Alan Gardner at Daily Cartoonist writes about cartoonists’ self-proclaimed status as an ‘endangered species’:

When I wrote last week that today’s editorial cartoonists are ‘infatuated by their own victim status’ this is an example of what I mean. It’s becoming an incessant whine that their profession is in decline – but it’s been that way for over 50 years and I’m starting to gloss over on the message. It’s not new, and it doesn’t tell me (if I was a newspaper editor) why in this changing environment I should keep the cartoonist other than to continue the grand tradition.

I posted a flippant response, asking

Quick question: are there more

1. Cartoonists giving speeches and writing articles about how editorial cartoons are an essential and irreplaceable form of political discourse, or

2. Cartoonists drawing interchangeable cartoons starring a few dogs wisecracking about Michael Vick?

I chose the wrong Michael Vick Standard to mock, but honestly, if you were Drew Sheneman’s editor at the Newark Star Ledger, Mark Streeter’s editor at the Savannah Morning News or Gary Varvel’s editor at the Indianapolis Star-News, how special would you feel that you have a staff cartoonist who turned in almost the exact same cartoon that any other newspaper in the country could have plucked off the syndicate?
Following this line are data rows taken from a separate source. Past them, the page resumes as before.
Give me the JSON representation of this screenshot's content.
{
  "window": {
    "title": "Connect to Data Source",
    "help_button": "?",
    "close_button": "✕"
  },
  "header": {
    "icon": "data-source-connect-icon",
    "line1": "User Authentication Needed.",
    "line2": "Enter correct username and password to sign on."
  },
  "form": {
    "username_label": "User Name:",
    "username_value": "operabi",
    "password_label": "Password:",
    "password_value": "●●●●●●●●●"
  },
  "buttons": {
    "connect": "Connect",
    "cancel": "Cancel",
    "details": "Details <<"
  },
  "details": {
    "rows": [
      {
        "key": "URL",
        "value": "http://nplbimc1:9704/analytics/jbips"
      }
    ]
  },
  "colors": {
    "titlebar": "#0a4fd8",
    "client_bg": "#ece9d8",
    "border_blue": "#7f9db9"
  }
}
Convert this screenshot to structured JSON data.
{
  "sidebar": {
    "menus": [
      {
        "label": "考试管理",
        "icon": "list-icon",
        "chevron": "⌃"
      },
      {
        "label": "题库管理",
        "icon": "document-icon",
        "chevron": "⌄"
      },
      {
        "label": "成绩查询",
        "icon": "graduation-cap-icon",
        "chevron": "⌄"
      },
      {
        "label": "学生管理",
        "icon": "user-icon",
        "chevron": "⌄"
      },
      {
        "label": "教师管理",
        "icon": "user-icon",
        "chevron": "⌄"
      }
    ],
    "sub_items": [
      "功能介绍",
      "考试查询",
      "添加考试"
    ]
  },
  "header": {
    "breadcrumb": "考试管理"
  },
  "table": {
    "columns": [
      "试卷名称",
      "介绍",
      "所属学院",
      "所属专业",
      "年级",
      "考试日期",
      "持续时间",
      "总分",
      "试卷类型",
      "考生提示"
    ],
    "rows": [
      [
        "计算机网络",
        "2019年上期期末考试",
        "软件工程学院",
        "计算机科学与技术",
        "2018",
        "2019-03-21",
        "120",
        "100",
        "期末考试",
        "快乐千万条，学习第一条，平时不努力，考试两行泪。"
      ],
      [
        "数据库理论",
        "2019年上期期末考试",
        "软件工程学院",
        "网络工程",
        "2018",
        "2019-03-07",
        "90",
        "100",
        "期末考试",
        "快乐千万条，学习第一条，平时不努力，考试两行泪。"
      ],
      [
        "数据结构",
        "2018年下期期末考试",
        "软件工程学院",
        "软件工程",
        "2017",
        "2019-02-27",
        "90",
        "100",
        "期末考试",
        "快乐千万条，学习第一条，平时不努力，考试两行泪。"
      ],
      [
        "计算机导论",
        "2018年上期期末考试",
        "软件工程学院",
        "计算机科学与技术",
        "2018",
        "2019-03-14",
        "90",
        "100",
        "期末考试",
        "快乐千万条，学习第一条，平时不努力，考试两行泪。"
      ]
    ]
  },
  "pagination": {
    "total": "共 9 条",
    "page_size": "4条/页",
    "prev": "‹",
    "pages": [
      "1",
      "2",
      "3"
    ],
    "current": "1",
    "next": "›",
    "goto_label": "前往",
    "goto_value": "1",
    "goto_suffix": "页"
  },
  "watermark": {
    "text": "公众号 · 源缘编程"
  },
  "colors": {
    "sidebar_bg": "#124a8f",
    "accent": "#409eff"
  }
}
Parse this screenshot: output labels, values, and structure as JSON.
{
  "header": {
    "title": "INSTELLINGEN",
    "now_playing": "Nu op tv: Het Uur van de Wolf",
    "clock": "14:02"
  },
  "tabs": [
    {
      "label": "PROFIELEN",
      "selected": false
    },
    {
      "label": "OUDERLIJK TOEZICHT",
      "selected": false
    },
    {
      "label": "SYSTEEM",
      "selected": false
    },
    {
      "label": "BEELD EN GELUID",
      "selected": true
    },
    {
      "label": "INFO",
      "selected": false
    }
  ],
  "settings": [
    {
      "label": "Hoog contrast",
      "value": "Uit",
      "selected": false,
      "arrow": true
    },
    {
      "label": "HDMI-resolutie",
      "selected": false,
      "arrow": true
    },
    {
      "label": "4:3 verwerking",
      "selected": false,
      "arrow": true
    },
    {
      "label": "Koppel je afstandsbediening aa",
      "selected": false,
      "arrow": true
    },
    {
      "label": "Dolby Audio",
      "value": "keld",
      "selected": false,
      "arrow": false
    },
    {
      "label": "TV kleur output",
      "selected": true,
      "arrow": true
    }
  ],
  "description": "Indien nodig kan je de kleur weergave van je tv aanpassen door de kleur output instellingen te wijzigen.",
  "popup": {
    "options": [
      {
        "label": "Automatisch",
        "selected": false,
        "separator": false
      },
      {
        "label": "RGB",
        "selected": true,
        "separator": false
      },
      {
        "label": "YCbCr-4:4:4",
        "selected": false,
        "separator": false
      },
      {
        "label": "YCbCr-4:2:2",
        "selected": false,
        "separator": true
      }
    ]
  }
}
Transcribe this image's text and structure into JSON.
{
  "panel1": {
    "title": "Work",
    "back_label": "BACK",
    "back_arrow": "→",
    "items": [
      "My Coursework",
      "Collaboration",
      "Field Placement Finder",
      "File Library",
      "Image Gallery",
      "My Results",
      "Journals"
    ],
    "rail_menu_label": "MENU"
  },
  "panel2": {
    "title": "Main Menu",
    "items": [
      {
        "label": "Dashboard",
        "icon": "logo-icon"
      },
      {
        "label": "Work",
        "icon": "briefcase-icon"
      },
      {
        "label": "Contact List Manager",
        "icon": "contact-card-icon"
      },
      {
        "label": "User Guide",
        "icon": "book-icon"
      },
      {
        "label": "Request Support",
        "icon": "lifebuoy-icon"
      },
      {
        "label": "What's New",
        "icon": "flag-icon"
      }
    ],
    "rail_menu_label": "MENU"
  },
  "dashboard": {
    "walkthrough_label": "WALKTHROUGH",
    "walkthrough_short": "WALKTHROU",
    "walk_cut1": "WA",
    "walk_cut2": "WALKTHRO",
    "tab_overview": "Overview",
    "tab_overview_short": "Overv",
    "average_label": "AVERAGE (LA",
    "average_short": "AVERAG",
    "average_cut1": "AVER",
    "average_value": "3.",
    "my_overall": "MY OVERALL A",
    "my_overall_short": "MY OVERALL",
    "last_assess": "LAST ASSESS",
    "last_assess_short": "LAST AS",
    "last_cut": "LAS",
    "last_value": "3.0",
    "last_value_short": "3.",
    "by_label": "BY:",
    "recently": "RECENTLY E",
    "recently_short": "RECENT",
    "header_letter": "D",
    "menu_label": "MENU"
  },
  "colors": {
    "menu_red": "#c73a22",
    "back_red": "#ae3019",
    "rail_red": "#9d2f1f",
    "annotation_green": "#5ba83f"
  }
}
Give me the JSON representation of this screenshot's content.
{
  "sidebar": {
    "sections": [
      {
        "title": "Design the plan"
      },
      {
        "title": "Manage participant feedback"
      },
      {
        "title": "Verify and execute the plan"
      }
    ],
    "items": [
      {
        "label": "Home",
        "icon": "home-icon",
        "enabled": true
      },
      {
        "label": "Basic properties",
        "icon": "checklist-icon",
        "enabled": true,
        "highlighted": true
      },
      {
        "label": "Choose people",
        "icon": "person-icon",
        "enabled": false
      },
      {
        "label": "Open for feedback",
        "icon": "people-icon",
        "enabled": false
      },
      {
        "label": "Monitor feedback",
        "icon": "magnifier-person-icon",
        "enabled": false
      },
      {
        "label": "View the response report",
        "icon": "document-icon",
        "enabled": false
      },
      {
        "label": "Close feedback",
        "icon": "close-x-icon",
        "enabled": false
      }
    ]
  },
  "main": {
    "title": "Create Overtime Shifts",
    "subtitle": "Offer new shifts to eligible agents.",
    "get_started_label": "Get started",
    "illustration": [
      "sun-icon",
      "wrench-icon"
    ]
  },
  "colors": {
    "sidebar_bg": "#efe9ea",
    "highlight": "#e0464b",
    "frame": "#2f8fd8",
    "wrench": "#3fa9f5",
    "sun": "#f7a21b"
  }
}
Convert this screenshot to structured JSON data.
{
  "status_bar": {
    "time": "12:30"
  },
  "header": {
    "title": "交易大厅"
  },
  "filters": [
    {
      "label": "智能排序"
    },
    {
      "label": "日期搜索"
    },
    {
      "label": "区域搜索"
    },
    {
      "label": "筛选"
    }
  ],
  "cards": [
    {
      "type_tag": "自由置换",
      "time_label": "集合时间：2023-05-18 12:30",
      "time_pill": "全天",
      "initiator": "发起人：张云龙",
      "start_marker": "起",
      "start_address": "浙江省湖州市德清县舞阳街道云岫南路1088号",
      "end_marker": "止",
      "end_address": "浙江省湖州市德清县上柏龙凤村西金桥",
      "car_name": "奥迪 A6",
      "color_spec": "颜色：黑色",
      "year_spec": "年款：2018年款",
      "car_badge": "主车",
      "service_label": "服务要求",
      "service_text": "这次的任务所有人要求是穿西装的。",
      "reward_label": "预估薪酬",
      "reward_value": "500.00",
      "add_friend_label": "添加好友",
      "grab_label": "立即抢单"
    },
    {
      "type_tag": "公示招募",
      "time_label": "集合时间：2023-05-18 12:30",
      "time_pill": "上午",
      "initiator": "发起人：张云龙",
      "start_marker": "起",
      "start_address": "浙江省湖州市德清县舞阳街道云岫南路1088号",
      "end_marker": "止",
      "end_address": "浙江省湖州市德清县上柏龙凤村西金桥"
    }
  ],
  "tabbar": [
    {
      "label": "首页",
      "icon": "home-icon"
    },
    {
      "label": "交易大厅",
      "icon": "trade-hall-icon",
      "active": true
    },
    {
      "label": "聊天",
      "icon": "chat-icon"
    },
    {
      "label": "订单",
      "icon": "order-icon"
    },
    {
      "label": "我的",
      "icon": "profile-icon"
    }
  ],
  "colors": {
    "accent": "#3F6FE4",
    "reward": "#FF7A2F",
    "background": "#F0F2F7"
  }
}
I’m still not sure why all these cartoonists even made Michael Vick cartoons. I mean, sure, it was all over the news, but do we really need a cartoonist’s unique perspective to say illegal dogfighting is bad?

It seems many cartoonists today would much rather give speeches or write passionate journal articles about the endangered status of the industry. But in this case, a picture would be far more effective than the thousands words wasted on the topic. Rather than rushing to make yourselves irrelevant, prove that you deserve that page space more than a syndicated cartoon.